Critical Coronary Artery Disease in a Patient with a Normal Nuclear Stress Test
D. A. Neville Mascarenhas
An 88-year-old woman presented to our office with complaints of chest pain. Investigations included a normal nuclear stress test. Three weeks later, she returned to our office with complaints of a persisting chest pain. A repeat electrocardiogram (ECG) showed new hyperacute T waves in leads 2, 3, and aVF. The patient underwent cardiac catheterization which revealed 95% stenosis in the distal portion of the left anterior descending coronary artery. A stent was placed, after which 0% stenosis was observed. Following stent placement, the patient’s ECG returned to baseline and she has had no recurring symptoms to date.
An 88-year-old woman with a medical history of hypertension, dyslipidemia, and hypothyroidism andprior percutaneous transluminal coronary angioplasty (PTCA) of her left anterior descending (LAD) coronary artery, presented to our office with complaints of a substernal, intermittent,aching-type chest pain of a one-day duration. Work-up also included a normal nuclear stress test with normal left ventricular function and no changes from a prior study done three years earlier. Three weeks later, she presented again with similar complaints of chest pain that was now waking her up from sleep. An ECG done now showed sinus rhythm with T wave inversions (leads aVR, aVL, and V1-V2) and hyperacute T waves in leads 2, 3, and aVF (Figure 1). In view of her chest pain associated with ECG changes, we recommended cardiac catheterization to be done.

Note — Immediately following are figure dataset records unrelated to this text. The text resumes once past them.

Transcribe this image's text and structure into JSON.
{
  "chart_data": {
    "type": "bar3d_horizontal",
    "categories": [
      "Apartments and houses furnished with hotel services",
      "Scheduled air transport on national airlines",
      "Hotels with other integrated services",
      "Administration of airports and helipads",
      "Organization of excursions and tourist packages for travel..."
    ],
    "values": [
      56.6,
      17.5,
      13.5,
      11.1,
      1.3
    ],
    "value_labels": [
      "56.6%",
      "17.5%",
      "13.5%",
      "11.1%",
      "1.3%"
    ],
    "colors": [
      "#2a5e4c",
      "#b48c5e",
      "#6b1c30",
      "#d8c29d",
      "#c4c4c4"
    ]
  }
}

A cardiac catheterization was performed which showed isolated LAD artery disease (95% stenosis of the distal segment). A bare metal stent was placed, after which repeat angiography showed 0% stenosis (Figures 2 and 3).Three days following stent placement, a repeat ECG showed resolution of T wave abnormalities. To date, the patient has had no recurring cardiac symptoms.
Current guidelines from the American College of Cardiology (ACC) recommend stress testing in patients suspected to have stable ischemic heart disease, with exercise ECG being the preferred initial modality for patients with low to intermediate pretest probability (PTP) and stress myocardial perfusion imaging (MPI) or echocardiography being preferred for high PTP.

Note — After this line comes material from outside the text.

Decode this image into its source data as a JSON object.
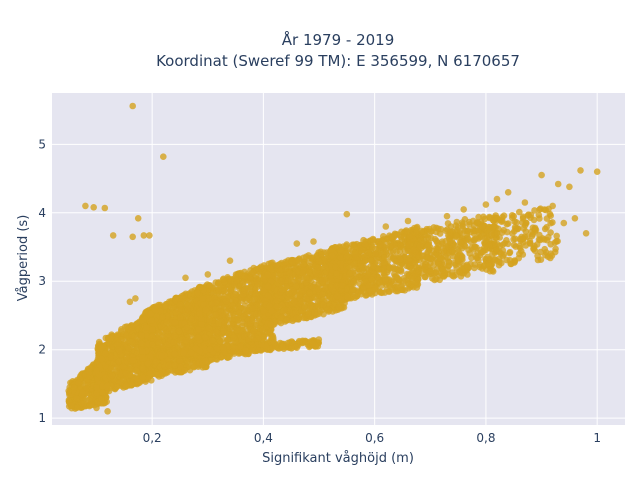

A commonly utilized type of MPI is pharmacologic myocardial perfusion scintigraphy (P-MPS) which is typically performed using either adenosine (or related vasodilators) or dobutamine. Adenosine MPS has a sensitivity of 75-96% and specificity of 71-100% for detection of >50% coronary stenosis, while dobutamine MPS has a sensitivity of 64-97% and specificity of 64-100% for detecting these lesions.

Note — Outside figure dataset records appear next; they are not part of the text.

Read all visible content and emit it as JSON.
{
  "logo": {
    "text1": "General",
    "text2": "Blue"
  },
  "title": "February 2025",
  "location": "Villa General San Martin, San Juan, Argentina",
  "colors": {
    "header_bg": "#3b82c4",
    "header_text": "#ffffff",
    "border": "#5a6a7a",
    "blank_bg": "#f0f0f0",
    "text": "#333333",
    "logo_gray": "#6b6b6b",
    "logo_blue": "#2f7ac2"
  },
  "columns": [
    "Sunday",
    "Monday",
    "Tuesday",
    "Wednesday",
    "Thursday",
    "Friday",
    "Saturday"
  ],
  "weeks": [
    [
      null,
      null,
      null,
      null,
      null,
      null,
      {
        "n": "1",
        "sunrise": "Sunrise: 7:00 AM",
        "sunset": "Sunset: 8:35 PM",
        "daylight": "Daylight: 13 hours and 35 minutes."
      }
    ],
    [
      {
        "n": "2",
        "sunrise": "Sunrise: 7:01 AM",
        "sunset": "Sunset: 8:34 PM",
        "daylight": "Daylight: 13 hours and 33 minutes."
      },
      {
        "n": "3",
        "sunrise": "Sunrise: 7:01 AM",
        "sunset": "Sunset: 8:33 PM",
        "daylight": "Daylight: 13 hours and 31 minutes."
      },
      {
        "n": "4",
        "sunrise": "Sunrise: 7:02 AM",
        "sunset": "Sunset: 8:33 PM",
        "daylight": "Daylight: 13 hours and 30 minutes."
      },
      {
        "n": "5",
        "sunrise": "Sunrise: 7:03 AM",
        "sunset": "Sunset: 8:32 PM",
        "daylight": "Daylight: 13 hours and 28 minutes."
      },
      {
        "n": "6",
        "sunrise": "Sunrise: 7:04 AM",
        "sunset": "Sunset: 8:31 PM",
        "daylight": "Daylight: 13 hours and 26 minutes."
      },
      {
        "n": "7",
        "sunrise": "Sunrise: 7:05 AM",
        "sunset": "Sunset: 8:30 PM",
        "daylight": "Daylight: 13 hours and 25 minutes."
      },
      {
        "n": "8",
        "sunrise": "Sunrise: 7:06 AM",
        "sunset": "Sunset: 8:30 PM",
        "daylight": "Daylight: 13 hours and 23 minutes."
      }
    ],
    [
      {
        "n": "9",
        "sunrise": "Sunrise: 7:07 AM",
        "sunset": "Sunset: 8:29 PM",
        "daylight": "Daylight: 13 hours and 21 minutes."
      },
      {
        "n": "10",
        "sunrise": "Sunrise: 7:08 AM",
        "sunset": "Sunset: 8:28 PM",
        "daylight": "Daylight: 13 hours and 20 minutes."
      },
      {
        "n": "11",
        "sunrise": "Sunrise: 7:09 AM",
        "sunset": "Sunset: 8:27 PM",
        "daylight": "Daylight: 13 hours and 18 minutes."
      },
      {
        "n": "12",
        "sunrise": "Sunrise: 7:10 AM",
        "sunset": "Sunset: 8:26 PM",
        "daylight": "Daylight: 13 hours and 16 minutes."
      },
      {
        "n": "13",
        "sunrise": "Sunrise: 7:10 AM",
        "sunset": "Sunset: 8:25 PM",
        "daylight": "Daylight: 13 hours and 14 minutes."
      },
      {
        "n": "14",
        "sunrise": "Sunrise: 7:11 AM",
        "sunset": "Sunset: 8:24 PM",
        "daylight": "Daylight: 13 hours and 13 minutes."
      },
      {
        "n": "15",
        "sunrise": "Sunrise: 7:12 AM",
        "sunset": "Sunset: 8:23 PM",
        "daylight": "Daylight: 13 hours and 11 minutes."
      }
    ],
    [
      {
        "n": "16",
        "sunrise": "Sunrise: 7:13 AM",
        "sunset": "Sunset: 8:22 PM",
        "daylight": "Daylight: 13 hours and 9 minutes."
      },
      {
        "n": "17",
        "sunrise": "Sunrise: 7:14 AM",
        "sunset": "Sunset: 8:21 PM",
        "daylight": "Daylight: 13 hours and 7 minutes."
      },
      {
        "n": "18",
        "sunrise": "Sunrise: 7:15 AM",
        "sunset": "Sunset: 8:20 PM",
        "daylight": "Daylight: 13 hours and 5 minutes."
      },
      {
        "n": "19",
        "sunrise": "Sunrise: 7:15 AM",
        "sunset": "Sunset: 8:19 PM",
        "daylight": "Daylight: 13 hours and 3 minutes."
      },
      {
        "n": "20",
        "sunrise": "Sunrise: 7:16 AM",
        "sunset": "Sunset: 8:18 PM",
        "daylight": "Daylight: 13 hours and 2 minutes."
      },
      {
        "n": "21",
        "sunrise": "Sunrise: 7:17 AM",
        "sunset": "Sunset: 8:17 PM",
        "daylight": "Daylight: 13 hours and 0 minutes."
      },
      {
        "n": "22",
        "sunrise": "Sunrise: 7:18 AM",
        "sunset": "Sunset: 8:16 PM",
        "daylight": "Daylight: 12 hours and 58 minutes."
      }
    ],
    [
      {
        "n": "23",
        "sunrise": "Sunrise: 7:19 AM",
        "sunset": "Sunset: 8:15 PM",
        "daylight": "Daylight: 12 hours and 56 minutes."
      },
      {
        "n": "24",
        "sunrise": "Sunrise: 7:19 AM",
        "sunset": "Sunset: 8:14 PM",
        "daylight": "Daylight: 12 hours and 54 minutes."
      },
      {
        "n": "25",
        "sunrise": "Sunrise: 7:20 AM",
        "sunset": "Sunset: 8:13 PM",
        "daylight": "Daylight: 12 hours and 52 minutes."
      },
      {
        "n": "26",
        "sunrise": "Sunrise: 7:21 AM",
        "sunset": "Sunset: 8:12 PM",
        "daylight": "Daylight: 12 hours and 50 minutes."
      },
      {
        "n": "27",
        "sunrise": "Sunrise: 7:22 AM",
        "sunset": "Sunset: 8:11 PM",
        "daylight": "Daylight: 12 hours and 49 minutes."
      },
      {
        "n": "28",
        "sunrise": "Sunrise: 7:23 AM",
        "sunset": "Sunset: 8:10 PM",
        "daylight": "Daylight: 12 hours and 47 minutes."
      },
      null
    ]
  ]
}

ACC guidelines recommend optimization of medical therapy (including statin therapy, glycemic and blood pressure control, weight loss, exercise, and diet modification) rather than cardiac catheterization in patients with negative MPI. However, as this case report demonstrates, clinical judgement is important in the setting of evolving symptoms or ECG changes.
Hyperacute T waves on ECG, as seen in this case, have been described as an early sign of cardiac ischemia and can appear as soon as 2 minutes following disruption of coronary blood flow in studies involving coronary artery ligation. The hyperacute T waves caused by ischemia will typically be present before infarction occurs, with other signs such as troponin leak and ST-elevation developing later.
While stress testing plays an important role in the diagnosis of ischemic heart disease, it is important to remember that, like all diagnostic testing, it has limitations and the potential for inaccurate results. We present this case to emphasize the importance of assessment of the whole clinical picture, rather than relying on a single test, to make decisions involving patient care.